The second is that many people in Europe feel that they have, both economically and socially, not gotten what they hoped for from the EU. The high unemployment in Europe, the low levels of economic growth, the low employment dynamic, all come together with a continued process of liberalization of parts of the Market that have been very protected until now.
There are also many people whose work situation is getting worse or more precarious, or they are losing their jobs all together. In the end, all of it can be traced back to the EU.
This means that for many people the EU does not give the impression of being a socially geared project. It seems more like an economic project in favor of large corporations and business interests.
My critique is, Schüssel didn’t try to do much. I have no illusions of it being easy, I know that it’s very hard. I myself have been president of one of the three European social partners for a year and as the employers’ representative for companies with public participation, and in public interest services. That is a pretty big segment in Europe. I also take part in the summit conferences, and it is difficult to get things to change there.
But what we missed under Schüssel was the fight for these changes. During the Austrian EU presidency, the government was a good mediator. But the political expectations were too low. And that was their line of thinking, not ours.
VR: In a debate after Schüssel’s presidency, you stated that Austria was the most skeptical of all the EU member states.
Einem: In the polls, it still seems to be true, which is of course tragic, but that’s the way it is. We need to invest in the trust of the Austrian citizens. The Austrian people need to understand that it’s about their life, and they can get something out of it. Otherwise it’s so abstract.
You also have to go into the statistics more. The younger and better educated a person is, the better their attitude towards the EU, because they understand where the difficulties are.
And the older and less educated, the more skeptical they are, because they belong to those who can lose from the EU, and that’s where we have to react.
VR: What does the SPÖ see as a way of helping Austrians understand the EU?
Einem: Words don’t win them at the moment, but what is important is that the dialogue in the government is definitive to the way people see the EU. You have to be careful. If you debate against the EU in a casual way, you shouldn’t be surprised [that public opinion reflects that]. Just think of the Freedom party, or the BZÖ, in the past seven years blaming the EU for all kinds of things, without the ÖVP countering whatsoever.

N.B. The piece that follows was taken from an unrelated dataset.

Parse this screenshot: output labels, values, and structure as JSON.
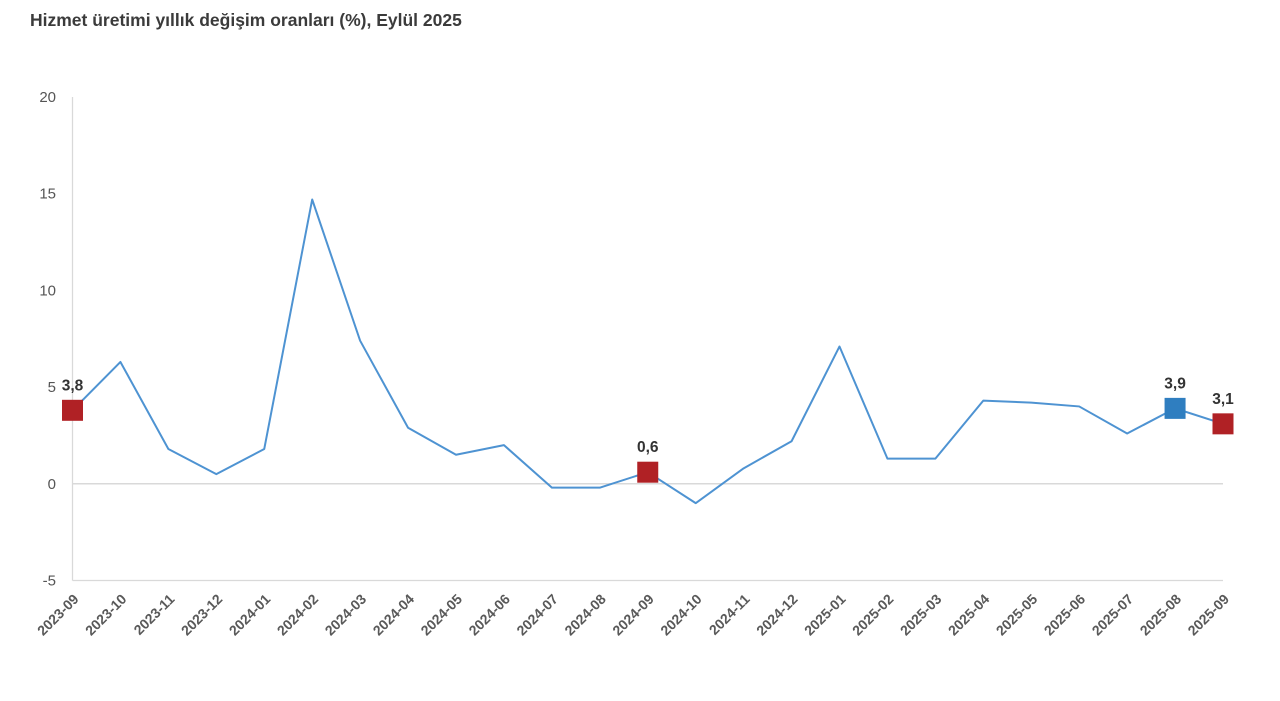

Weak managers are now under a lot of pressure, because they can get substantially cheaper alternative locations. So we want to bridge the gap that was created because no one thought of this earlier, see which industries are under pressure from the new competition and what can we do for them. They need to get the feeling that they are being taken care of, that we are working with and for them.
And of course find decent work for the unemployed, where they can earn enough to live well. These are the points by which we hope to win back the trust of the Austrian citizens in the EU.
VR: In conclusion: When do you think that Austria will have a new government?
Einem: The way it looks now, in March. But both possibilities are real. Without new elections it will take a long time, and with them as well.